The World Health Organization's (WHO) Rehabilitation 2030 initiative is working to develop a set of evidence-based interventions selected from clinical practice guidelines for Universal Health Coverage. As an initial step, the WHO Rehabilitation Programme and Cochrane Rehabilitation convened global content experts to conduct systematic reviews of clinical practice guidelines for 20 chronic health conditions, including cerebral palsy.
Six scientific databases (Pubmed, EMBASE, Scopus, Web of Science, PEDro, CINAHL), Google Scholar, guideline databases, and professional society websites were searched.
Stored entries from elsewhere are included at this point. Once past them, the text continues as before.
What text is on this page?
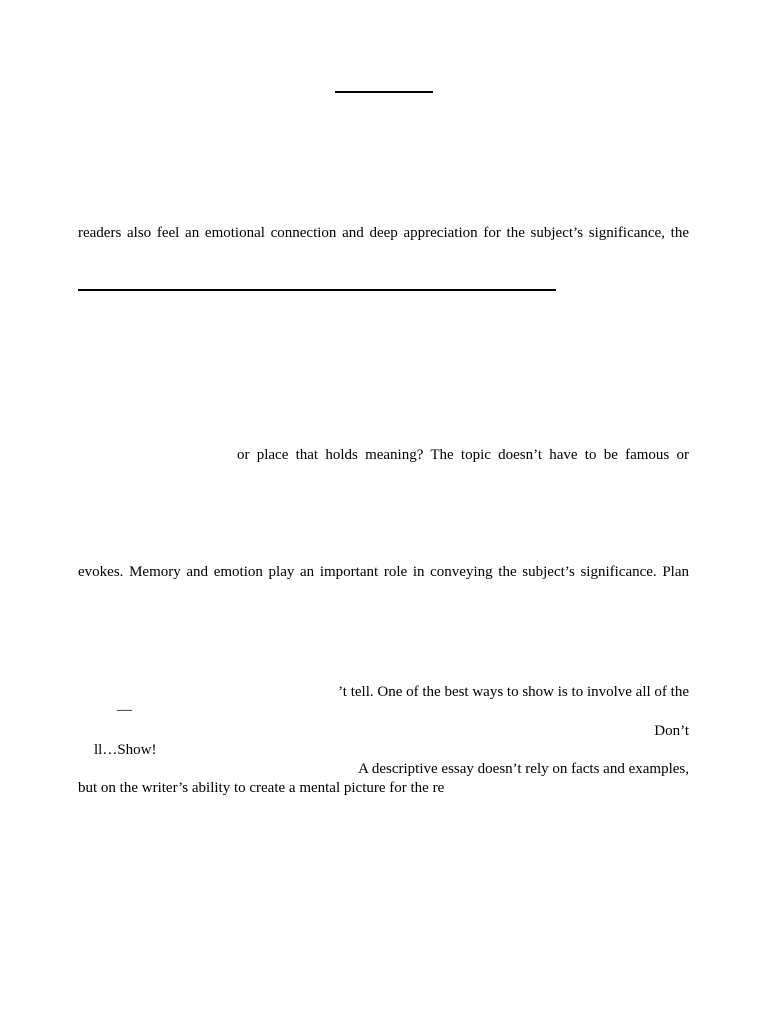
readers also feel an emotional connection and deep appreciation for the subject’s significance, the
or place that holds meaning? The topic doesn’t have to be famous or
evokes. Memory and emotion play an important role in conveying the subject’s significance. Plan
’t tell. One of the best ways to show is to involve all of the
—
Don’t
ll…Show!
A descriptive essay doesn’t rely on facts and examples,
but on the writer’s ability to create a mental picture for the re
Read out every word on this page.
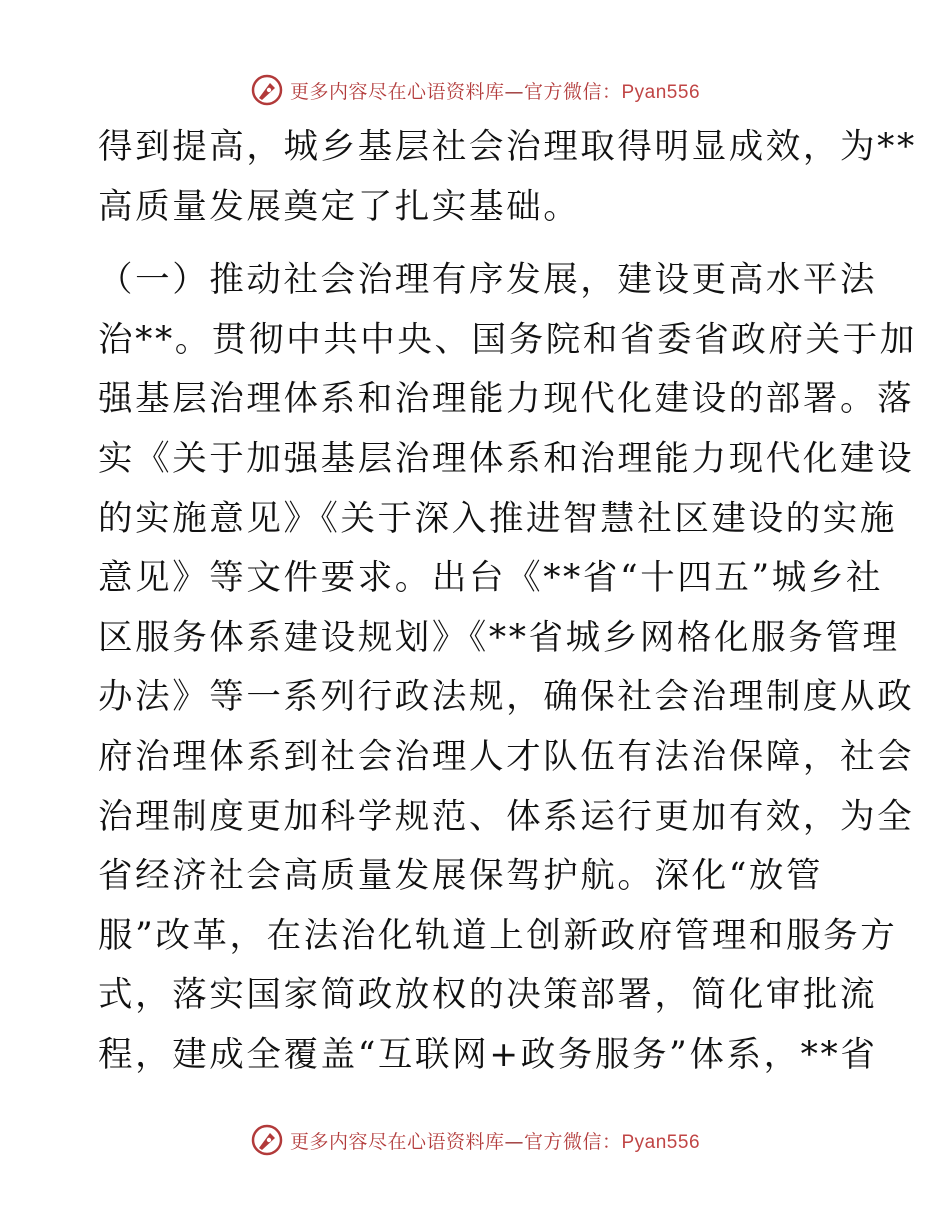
更多内容尽在心语资料库—官方微信：Pyan556
得到提高，城乡基层社会治理取得明显成效，为**
高质量发展奠定了扎实基础。
（一）推动社会治理有序发展，建设更高水平法
治**。贯彻中共中央、国务院和省委省政府关于加
强基层治理体系和治理能力现代化建设的部署。落
实《关于加强基层治理体系和治理能力现代化建设
的实施意见》《关于深入推进智慧社区建设的实施
意见》等文件要求。出台《**省“十四五”城乡社
区服务体系建设规划》《**省城乡网格化服务管理
办法》等一系列行政法规，确保社会治理制度从政
府治理体系到社会治理人才队伍有法治保障，社会
治理制度更加科学规范、体系运行更加有效，为全
省经济社会高质量发展保驾护航。深化“放管
服”改革，在法治化轨道上创新政府管理和服务方
式，落实国家简政放权的决策部署，简化审批流
程，建成全覆盖“互联网+政务服务”体系，**省
更多内容尽在心语资料库—官方微信：Pyan556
A search strategy was implemented to identify clinical practice guidelines for cerebral palsy across the lifespan published within 10 years in English. Standardized spreadsheets were provided for process documentation, data entry, and tabulation of the Appraisal of Guidelines for Research and Evaluation (AGREE II) tool. Each step was completed by 2 or more group members, with disagreements resolved by discussion. Initially, 13 guidelines were identified. Five did not meet the AGREE II established threshold or criteria for inclusion. Further review by the WHO eliminated 3 more, resulting in 5 remaining guidelines.
All 339 recommendations from the 5 final guidelines, with type (assessment, intervention, or service), strength, and quality of evidence, were extracted, and an International Classification of Functioning, Disability and Health Functioning (ICF) category was assigned to each.
Most guidelines addressed mobility functions, with comorbid conditions and lifespan considerations also included. However, most were at the level of body functions. No guideline focused specifically on physical or occupational therapies to improve activity and participation, despite their prevalence in rehabilitation.
Despite the great need for high quality guidelines, this review demonstrated the limited number and range of interventions and lack of explicit use of the ICF during development of guidelines identified here. A lack of guidelines, however, does not necessarily indicate a lack of evidence. Further evidence review and development based on identified gaps and stakeholder priorities are needed.
世界卫生组织(WHO)的康复 2030 倡议正在努力从临床实践指南中开发一套针对全民健康覆盖的基于证据的干预措施。作为最初的一步,世卫组织康复方案和 Cochrane 康复召集了全球内容专家,对包括脑瘫在内的 20 种慢性健康状况的临床实践指南进行系统评价。
六个科学数据库(Pubmed、EMBASE、Scopus、Web of Science、PEDro、CINAHL)、Google Scholar、指南数据库和专业协会网站进行了搜索。
实施了一项搜索策略,以确定在过去 10 年内以英文出版的针对全生命周期脑瘫的临床实践指南。为流程文件记录、数据输入和评估研究和评估指南(AGREE II)工具的制表提供了标准化的电子表格。每个步骤都由 2 个或更多小组成员完成,分歧通过讨论解决。最初确定了 13 条指南。其中 5 条不符合 AGREE II 确定的纳入标准。世卫组织进一步审查又排除了 3 条,最终剩下 5 条指南。
从最终的 5 条指南中提取了 339 条建议,包括类型(评估、干预或服务)、强度和证据质量,并为每条建议分配了一个国际功能、残疾和健康分类(ICF)类别。
大多数指南都涉及运动功能,同时也考虑了合并症和生命周期因素。然而,大多数都处于身体功能的水平。没有指南专门针对物理或职业疗法来改善活动和参与,尽管它们在康复中很普遍。
尽管非常需要高质量的指南,但这项审查表明,这里确定的指南数量和范围有限,干预措施有限,在制定指南时缺乏明确使用 ICF。缺乏指南并不一定意味着缺乏证据。需要根据确定的差距和利益相关者的优先事项进一步进行证据审查和开发。